We can’t keep selling KPIs and performance measurement with arguments that resonate with us. We need a model to find the arguments that resonate with them.

Users of KPIs don’t necessarily know how to define their value.

Many of our leaders and managers and teams don’t have a concept yet of the value of KPIs and performance measures. So asking them how they’d measure value is pointless, just as the UNECE team concluded:

“In fact it is not so simple, since we cannot expect all customers to be conscious of or able to put into words what it is that makes official statistics valuable (or not) to them…”UNECE’s Conference of European Statisticians Task Force

But we don’t have to start with nothing.

The DARE model is a starting point for defining KPI value.

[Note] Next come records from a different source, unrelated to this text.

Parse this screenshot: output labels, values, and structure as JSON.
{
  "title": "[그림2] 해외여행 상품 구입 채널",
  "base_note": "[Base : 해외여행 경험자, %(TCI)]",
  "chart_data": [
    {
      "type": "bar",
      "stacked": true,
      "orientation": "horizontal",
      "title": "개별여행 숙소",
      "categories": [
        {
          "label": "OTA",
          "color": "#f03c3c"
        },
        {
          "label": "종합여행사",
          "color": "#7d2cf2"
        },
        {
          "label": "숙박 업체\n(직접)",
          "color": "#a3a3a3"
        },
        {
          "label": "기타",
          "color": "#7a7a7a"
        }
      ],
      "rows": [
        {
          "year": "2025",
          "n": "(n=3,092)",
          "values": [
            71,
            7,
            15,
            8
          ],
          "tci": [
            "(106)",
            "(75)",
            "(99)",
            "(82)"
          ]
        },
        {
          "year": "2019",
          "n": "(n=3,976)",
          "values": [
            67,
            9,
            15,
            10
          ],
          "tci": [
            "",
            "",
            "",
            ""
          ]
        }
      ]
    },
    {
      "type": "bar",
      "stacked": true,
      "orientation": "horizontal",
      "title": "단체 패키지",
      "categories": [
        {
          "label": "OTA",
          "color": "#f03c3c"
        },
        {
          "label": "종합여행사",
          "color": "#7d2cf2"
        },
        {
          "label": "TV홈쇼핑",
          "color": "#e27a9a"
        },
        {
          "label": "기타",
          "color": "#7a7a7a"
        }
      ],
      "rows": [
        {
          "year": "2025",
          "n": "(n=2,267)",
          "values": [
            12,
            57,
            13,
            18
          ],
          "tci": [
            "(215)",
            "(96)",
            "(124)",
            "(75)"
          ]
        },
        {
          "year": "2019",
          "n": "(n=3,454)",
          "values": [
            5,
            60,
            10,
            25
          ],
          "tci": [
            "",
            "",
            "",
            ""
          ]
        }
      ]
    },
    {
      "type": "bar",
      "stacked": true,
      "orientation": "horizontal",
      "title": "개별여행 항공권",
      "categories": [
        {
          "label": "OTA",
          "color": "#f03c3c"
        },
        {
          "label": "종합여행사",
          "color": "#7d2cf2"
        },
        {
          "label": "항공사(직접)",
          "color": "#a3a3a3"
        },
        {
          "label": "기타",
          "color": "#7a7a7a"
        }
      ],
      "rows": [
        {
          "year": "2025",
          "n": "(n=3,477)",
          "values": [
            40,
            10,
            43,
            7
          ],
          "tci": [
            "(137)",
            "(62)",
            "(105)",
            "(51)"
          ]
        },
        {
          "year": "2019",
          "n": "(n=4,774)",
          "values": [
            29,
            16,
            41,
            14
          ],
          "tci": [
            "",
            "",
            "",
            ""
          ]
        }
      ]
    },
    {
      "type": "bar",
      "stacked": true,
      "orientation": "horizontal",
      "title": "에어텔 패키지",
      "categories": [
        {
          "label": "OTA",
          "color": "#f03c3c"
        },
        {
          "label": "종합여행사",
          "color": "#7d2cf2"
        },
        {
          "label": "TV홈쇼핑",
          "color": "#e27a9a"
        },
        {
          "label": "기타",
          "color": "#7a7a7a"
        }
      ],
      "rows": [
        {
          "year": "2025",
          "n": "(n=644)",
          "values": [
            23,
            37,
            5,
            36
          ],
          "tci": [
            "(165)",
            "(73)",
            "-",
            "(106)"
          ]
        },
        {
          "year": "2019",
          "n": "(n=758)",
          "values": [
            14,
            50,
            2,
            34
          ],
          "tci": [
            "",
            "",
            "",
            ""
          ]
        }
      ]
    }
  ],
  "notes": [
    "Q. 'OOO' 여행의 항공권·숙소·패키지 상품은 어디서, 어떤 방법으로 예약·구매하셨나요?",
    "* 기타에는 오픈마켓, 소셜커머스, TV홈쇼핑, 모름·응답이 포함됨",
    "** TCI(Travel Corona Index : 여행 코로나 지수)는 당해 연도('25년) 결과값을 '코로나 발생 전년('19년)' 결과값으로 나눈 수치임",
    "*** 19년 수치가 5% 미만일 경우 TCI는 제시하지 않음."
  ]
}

The UNECE team found that the DARE model was a great starting point for getting the user – or rather, customer – side of value more easily defined. DARE was developed by Stats NZ, with four dimensions that collectively help define value from the customer perspective.

It’s easier now to imagine the types of results that would define value for the users or customers of quantitative information, when we think from the four perspectives of ‘Dependable’, ‘Applicable’, ‘Ease of Use’ and ‘Relationship’:

The DARE model for defining value from a customer perspective, by Stats NZ

The DARE model is not a measurement framework. DARE is a results framework, and it can point us in the right direction to find the specific attributes of KPI value that are most meaningful to our leaders, managers and teams. Just like in PuMP, we start by defining the results that matter before we think about the measures we need. When results are chosen and articulated clearly, the measures are a natural flow on.

How to use DARE to talk about the value of KPIs…

Even if we don’t go the extra step of measuring the value of KPIs (even though I’ve thought about it a little, here, and here) it’s still useful to articulate that value in clear results language. It’s useful, because those results help us show our leaders, managers and teams how measurement is valuable to them.

But, those results need to be from the perspectives of those leaders, managers and teams (and not from our own). Using the DARE model, the kinds of results that I think could be a good starting point for testing value with our KPI customers are these:

For the DARE dimension of ‘Dependable’, we might test if results like these resonate with our leaders, managers and teams:

  • KPIs reveal more of the truth about performance
  • Performance improves faster with KPIs guiding decisions and actions
  • Strategic initiatives have a higher return on investment with KPIs

For the DARE dimension of ‘Applicable’, we might test if results like these resonate with our leaders, managers and teams:

  • For every performance improvement or strategy execution decision, there are always relevant KPIs
  • Every KPI is used by the team that should act on it
  • KPI reports quickly lead to shared understanding and confident decisions

For the DARE dimension of ‘Ease of Use’, we might test if results like these resonate with our leaders, managers and teams:

  • Consensus on KPI interpretation is quick and easy to reach
  • KPI reports are easy to navigate and focus us on priorities
  • It’s easy to develop a new meaningful KPI whenever one is needed

For the DARE dimension of ‘Relationship’, we might test if results like these resonate with our leaders, managers and teams:

  • Insight about performance comes from dialogue using the KPIs
  • People willingly exercise accountability for their KPIs
  • Learning from KPIs is shared widely throughout the organisation

A great exercise would be to put yourself into the shoes of – or conversations with – a leader, manager or team that you want to encourage to make better use of KPIs. In those shoes or conversations, test results like those listed above. Let that lead you to create your own list, to shift the way you position the value of KPIs and performance measurement in your organisation.